Hal tersebut dibenarkan Direktur Eksekutif AMIN Sultra, Muh. Adriansyah yang ditemui usai melapor ke Kejari Konsel melalui Pelayanan Terpadu Satu Pintu (PTSP), dirinya mengatakan bahwa telah terjadi dugaan korupsi besar-besaran di DPRD Konsel yang dilakukan bertahun-tahun.
“Kami menduga sangat banyak kegiatan-kegiatan siluman di Sekretariat Dewan (Setwan) Konsel tahun 2019-2024 diantaranya anggaran Makan Minum Unsur Pimpinan DPRD, Rehan Rumah Jabatan Unsur Pimpinan, Honor Staf Ahli yang tidak wajar, dan beberapa belanja-belanja lainnya,” katanya.
“Seperti Rehab Rujab para Unsur Pimpinan DPRD selalu dianggarkan oleh Sekretariat DPRD Konsel yang berdasarkan hasil penelusuran kami Rujab itu tidak pernah ditempati oleh Unsur Pimpinan DPRD,” katanya.
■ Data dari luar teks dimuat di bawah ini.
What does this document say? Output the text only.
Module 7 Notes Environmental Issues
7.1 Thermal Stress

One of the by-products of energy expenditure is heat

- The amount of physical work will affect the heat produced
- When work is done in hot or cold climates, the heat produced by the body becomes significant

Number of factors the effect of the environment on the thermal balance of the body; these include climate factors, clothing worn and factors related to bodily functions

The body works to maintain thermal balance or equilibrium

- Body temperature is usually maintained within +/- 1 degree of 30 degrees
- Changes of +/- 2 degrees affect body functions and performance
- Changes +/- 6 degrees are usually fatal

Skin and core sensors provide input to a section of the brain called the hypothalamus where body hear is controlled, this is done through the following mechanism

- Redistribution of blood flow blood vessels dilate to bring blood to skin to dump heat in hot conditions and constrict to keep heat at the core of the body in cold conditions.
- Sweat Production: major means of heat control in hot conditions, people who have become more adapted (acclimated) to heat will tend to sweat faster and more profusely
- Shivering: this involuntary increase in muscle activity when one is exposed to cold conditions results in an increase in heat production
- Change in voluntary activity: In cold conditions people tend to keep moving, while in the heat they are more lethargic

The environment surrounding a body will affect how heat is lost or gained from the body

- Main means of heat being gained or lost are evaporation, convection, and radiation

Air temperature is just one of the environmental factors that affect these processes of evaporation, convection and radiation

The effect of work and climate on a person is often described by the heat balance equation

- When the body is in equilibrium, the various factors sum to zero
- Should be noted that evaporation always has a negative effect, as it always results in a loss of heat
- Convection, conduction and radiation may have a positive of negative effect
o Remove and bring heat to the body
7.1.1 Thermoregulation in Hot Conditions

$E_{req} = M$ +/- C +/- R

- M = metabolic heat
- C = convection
Lanjut pria akrab disapa Binggo itu, tak hanya rehan Rujab dirinya juga mendapatkan informasi tentang Honorer Staf Ahli DPRD Konsel yang diduga tidak wajar.
“Jadi kami sudah resmi melaporkan dugaan Korupsi ini, dan kami berharap Kejari Konsel bisa menindaklanjuti kasus ini,” katanya.
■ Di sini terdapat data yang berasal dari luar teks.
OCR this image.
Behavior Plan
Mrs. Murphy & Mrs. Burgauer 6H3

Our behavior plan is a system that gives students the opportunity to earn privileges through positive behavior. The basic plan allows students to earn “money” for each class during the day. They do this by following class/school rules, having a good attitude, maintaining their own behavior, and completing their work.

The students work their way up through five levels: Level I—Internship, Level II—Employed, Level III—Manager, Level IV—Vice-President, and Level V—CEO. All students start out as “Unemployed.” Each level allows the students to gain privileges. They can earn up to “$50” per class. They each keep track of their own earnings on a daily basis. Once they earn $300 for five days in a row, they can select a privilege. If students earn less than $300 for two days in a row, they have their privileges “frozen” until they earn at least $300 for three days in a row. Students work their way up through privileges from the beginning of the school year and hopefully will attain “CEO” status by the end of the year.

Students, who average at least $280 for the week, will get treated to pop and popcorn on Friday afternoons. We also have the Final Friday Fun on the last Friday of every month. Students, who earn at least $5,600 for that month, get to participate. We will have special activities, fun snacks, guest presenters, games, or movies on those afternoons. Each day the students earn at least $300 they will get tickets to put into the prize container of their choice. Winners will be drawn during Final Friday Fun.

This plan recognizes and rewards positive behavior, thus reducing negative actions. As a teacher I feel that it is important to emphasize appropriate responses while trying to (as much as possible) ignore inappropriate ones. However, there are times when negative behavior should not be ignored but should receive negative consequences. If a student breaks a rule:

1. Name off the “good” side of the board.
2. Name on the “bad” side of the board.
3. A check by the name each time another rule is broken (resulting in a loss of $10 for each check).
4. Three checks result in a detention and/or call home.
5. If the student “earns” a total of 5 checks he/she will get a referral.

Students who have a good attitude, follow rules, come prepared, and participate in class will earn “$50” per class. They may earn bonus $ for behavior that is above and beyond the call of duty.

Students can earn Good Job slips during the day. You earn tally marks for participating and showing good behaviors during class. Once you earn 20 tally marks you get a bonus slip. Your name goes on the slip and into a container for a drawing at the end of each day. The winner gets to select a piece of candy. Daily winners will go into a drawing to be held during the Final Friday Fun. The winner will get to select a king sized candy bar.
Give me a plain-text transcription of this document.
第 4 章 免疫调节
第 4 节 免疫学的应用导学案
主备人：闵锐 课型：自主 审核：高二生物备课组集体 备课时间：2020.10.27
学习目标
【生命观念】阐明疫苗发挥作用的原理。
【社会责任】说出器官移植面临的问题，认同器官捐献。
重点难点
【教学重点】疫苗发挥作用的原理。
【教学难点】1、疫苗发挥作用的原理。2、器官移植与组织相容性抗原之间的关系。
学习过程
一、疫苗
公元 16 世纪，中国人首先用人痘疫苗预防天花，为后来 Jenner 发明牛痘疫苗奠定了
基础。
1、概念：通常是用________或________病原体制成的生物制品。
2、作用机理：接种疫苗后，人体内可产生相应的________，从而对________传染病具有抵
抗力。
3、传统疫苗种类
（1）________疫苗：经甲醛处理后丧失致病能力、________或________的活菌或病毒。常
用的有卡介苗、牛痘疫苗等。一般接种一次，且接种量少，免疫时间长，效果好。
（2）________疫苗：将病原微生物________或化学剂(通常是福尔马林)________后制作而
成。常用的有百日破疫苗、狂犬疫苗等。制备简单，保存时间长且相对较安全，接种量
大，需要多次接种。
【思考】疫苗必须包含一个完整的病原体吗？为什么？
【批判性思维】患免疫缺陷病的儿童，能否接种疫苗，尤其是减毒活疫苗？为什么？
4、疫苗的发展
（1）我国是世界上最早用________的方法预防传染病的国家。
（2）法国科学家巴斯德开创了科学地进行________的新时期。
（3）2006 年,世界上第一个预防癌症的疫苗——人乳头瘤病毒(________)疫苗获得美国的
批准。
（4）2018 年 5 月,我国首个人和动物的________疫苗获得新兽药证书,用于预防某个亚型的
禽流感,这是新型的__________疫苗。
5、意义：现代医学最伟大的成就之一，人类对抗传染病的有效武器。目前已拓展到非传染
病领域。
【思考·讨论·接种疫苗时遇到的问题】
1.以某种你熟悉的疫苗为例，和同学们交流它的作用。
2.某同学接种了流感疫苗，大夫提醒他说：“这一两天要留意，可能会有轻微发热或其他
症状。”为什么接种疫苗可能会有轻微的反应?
“Laporan kami ini akan kami kawal sampai tuntas, dan kami pastikan Kejari Konsel tidak akan luput dari pengawasan kami jika ada main mata dalam aduan kami ini. Dan Kejari Konsel harus menjaga Integritasnya apalagi sekarang Kejaksaan kini mendapatkan kepercayaan publik tertinggi,” tegasnya.